Personal information
- Full name: William Jack Pershke
- Born: 8 August 1918 Richmond, Surrey, England
- Died: 21 January 1944 (aged 25) at sea
- Batting: Right-handed
- Bowling: Right-arm fast-medium

Domestic team information
- 1938: Oxford University

Career statistics
| Competition | First-class |
| Matches | 8 |
| Runs scored | 58 |
| Batting average | 11.40 |
| 100s/50s | –/– |
| Top score | 17* |
| Balls bowled | 1,494 |
| Wickets | 28 |
| Bowling average | 26.85 |
| 5 wickets in innings | 3 |
| 10 wickets in match | – |
| Best bowling | 6/46 |
| Catches/stumpings | 5/– |
- Source: Cricinfo, 11 March 2020

= William Pershke =

English cricketer (1918–1944)

William Jack Pershke (8 August 1918 – 21 January 1944) was an English first-class cricketer and an officer in the Royal Air Force Volunteer Reserve.

Pershke was born at Richmond in August 1918. He was educated at Uppingham School, before going up to Brasenose College, Oxford. While studying at Oxford, he played first-class cricket for Oxford University in 1938, making eight appearances. Playing as a right-arm fast-medium bowler, he took 28 wickets in his eight matches at an average of 26.85. He took five wickets in an innings on three occasions, with best figures of 6 for 46, which he took on debut against Glamorgan.

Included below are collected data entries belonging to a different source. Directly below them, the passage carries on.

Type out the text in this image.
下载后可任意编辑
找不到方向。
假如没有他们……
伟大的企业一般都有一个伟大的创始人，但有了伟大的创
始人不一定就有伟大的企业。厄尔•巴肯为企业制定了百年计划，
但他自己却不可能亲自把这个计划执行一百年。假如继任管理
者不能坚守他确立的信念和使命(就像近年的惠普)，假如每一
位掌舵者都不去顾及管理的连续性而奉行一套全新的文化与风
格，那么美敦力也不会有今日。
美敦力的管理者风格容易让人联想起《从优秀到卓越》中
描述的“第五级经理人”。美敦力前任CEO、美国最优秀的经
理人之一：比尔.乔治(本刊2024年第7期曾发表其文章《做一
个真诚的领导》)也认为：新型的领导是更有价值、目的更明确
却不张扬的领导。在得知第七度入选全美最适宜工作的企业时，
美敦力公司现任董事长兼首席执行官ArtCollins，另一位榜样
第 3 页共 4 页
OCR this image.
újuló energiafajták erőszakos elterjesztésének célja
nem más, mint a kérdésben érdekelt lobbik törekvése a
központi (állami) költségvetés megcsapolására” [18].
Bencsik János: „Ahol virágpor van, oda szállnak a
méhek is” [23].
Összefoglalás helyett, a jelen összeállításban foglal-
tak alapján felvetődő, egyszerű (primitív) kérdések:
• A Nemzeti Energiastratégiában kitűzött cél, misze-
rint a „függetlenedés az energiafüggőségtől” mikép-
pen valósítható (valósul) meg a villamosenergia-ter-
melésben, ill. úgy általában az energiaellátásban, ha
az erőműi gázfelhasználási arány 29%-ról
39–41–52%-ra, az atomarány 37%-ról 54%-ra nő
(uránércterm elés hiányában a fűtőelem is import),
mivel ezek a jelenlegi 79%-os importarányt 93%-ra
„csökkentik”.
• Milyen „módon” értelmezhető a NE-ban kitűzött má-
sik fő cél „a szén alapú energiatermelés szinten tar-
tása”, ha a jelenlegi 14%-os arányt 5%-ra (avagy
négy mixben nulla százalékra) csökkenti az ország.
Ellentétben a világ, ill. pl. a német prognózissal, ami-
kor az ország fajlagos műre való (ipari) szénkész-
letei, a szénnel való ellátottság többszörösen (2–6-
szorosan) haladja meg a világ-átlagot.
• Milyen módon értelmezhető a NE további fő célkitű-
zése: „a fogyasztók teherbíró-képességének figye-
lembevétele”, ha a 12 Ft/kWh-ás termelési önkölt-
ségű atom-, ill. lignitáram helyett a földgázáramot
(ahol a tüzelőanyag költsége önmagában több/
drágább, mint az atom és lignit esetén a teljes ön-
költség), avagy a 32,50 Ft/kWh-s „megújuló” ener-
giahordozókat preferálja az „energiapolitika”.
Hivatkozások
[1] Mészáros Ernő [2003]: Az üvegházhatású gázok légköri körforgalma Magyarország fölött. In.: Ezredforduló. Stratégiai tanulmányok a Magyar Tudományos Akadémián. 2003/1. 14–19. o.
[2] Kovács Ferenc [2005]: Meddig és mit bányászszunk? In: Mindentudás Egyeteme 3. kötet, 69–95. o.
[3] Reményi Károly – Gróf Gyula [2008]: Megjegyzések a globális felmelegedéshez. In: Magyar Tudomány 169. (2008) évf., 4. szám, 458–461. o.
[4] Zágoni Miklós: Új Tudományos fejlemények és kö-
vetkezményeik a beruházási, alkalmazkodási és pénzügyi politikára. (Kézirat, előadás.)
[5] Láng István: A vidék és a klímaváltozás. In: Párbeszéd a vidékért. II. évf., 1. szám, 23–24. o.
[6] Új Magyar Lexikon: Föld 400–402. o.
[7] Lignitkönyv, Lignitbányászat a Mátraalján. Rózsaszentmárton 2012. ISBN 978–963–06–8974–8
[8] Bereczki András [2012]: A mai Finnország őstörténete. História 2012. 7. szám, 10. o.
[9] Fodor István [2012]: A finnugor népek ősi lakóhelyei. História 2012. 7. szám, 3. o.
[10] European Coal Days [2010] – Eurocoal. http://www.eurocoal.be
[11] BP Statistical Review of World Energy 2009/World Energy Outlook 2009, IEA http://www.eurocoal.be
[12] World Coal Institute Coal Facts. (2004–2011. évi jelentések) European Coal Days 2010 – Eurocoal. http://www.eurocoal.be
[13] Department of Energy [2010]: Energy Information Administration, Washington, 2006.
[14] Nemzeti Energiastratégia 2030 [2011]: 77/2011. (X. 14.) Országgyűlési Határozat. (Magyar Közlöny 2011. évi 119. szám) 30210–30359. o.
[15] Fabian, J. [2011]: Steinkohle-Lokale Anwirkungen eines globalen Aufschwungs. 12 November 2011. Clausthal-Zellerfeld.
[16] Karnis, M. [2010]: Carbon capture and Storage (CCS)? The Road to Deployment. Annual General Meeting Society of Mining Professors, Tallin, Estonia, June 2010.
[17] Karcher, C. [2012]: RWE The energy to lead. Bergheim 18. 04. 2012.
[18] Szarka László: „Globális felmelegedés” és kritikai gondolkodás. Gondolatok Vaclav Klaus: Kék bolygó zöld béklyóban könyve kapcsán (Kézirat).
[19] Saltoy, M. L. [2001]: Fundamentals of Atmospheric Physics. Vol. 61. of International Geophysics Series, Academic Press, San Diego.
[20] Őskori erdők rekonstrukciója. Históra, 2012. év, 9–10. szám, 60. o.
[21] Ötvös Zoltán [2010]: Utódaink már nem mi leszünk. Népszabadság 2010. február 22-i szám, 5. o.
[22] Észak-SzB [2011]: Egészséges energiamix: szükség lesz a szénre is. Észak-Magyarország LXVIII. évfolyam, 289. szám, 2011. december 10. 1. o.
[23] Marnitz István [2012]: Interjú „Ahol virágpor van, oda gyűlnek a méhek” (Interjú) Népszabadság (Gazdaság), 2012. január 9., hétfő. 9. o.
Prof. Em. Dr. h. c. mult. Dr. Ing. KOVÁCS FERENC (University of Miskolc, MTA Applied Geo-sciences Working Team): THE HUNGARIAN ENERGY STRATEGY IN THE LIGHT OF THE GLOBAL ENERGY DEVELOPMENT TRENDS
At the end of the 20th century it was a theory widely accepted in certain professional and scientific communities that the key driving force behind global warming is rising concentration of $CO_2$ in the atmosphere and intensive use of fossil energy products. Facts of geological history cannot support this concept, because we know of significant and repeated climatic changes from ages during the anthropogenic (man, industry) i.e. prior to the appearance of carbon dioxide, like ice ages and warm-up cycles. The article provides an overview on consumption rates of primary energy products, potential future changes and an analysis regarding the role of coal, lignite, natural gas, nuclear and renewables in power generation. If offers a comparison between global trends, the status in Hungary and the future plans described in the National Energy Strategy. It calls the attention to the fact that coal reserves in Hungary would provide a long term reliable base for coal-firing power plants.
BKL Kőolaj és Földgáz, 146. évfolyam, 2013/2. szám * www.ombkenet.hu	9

With the bat, he scored a total of 57 runs with a high score of 17 not out.

Pershke served in the Second World War with the Royal Air Force Volunteer Reserve, enlisting as a leading aircraftman in April 1941. He received a commission with the war substantive rank of flight officer in May 1942, before being made a flight lieutenant in May 1943. Flying with No. 105 Operational Training Unit, he was killed when the Wellington he was flying crashed over the sea while on a navigational exercise on 21 January 1944.